@ C&binet: Creative Industries So Far Divided On The Way Ahead

The UK government may have intended to create a consensus when its Department for Culture, Media & Sport invited creative industries bosses to C&binet, its inaugural £1,500-a-ticket, invite-only forum for figuring out the industry’s digital intellectual property conundrum…

But, within minutes of the first debate starting at a Hertfordshire hotel on Tuesday morning, views exchanged between panelists and attendees revealed a wide gulf and a degree of “deafness” between pro-copyright content owners and advocates of radical business reform

Random House (book publisher) CEO Gail Rebuck

“There is an enormous amount of education work that needs to take place – but, as a content publisher, I’m all for the ultimate sanction (disconnection or legal action).

“The genie may be out of the bottle – but our response isn’t to give up and say goodbye to copyright.”

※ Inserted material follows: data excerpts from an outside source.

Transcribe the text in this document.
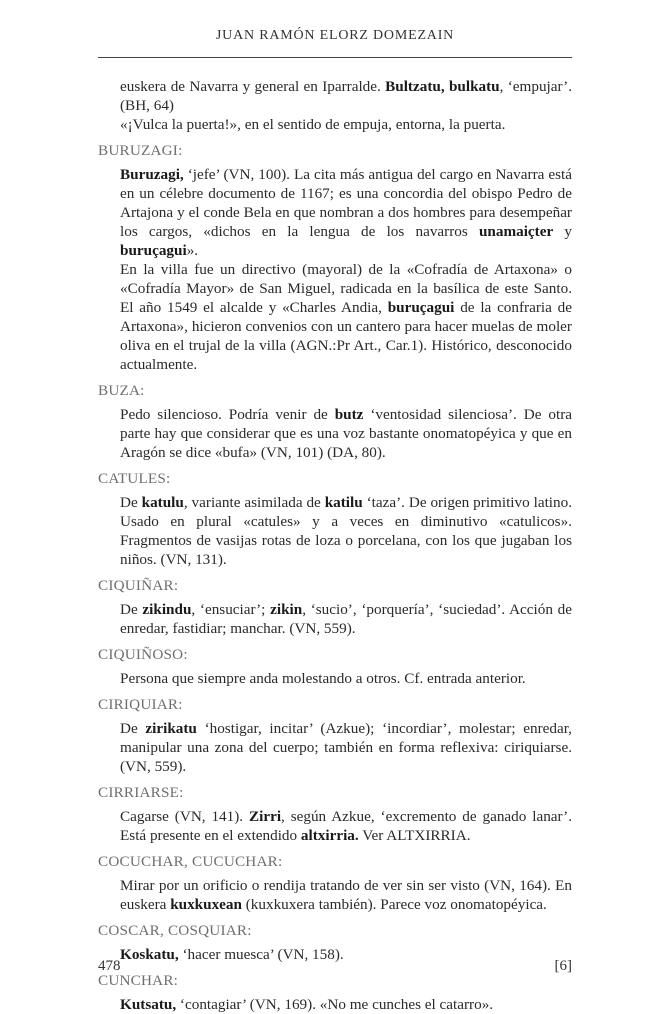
JUAN RAMÓN ELORZ DOMEZAIN

euskera de Navarra y general en Iparralde. Bultzatu, bulkatu, ‘empujar’. (BH, 64)

«¡Vulca la puerta!», en el sentido de empuja, entorna, la puerta.

BURUZAGI:

Buruzagi, ‘jefe’ (VN, 100). La cita más antigua del cargo en Navarra está en un célebre documento de 1167; es una concordia del obispo Pedro de Artajona y el conde Bela en que nombran a dos hombres para desempeñar los cargos, «dichos en la lengua de los navarros unamaiçter y buruçagui».

En la villa fue un directivo (mayoral) de la «Cofradía de Artaxona» o «Cofradía Mayor» de San Miguel, radicada en la basílica de este Santo. El año 1549 el alcalde y «Charles Andia, buruçagui de la confraria de Artaxona», hicieron convenios con un cantero para hacer muelas de moler oliva en el trujal de la villa (AGN.:Pr Art., Car.1). Histórico, desconocido actualmente.

BUZA:

Pedo silencioso. Podría venir de butz ‘ventosidad silenciosa’. De otra parte hay que considerar que es una voz bastante onomatopéyica y que en Aragón se dice «bufa» (VN, 101) (DA, 80).

CATULES:

De katulu, variante asimilada de katilu ‘taza’. De origen primitivo latino. Usado en plural «catules» y a veces en diminutivo «catulicos». Fragmentos de vasijas rotas de loza o porcelana, con los que jugaban los niños. (VN, 131).

CIQUIÑAR:

De zikindu, ‘ensuciar’; zikin, ‘sucio’, ‘porquería’, ‘suciedad’. Acción de enredar, fastidiar; manchar. (VN, 559).

CIQUIÑOSO:

Persona que siempre anda molestando a otros. Cf. entrada anterior.

CIRIQUIAR:

De zirikatu ‘hostigar, incitar’ (Azkue); ‘incordiar’, molestar; enredar, manipular una zona del cuerpo; también en forma reflexiva: ciriquiarse. (VN, 559).

CIRRIARSE:

Cagarse (VN, 141). Zirri, según Azkue, ‘excremento de ganado lanar’. Está presente en el extendido altxirria. Ver ALTXIRRIA.

COCUCHAR, CUCUCHAR:

Mirar por un orificio o rendija tratando de ver sin ser visto (VN, 164). En euskera kuxkuxean (kuxkuxera también). Parece voz onomatopéyica.

COSCAR, COSQUIAR:

Koskatu, ‘hacer muesca’ (VN, 158).

CUNCHAR:

Kutsatu, ‘contagiar’ (VN, 169). «No me cunches el catarro».

478	[6]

Turning to DCMS creative industries minister Sion Simon MP, Rebuck said: “Get through the (ultimate sanction) as fast as possible, please.”

Open Rights Group executive director Jim Killock (from the floor)…

“You have to make copyright fit the technology … so that (audience) behaviour becomes a mechanism for payment

DCMS creative industries minister Sion Simon MP (responding)…

“The future doesn’t necessitate that we license people to break the law now. People simply shouldn’t and they’re not going to be (allowed to).”

After freeloaders receive warning letters (a Digital Britain proposal due to be included in the upcoming Digital Economy Bill), “a very large number of them will stop“, Simon said.

LBi chief creative officer Chris Clark (from the floor)…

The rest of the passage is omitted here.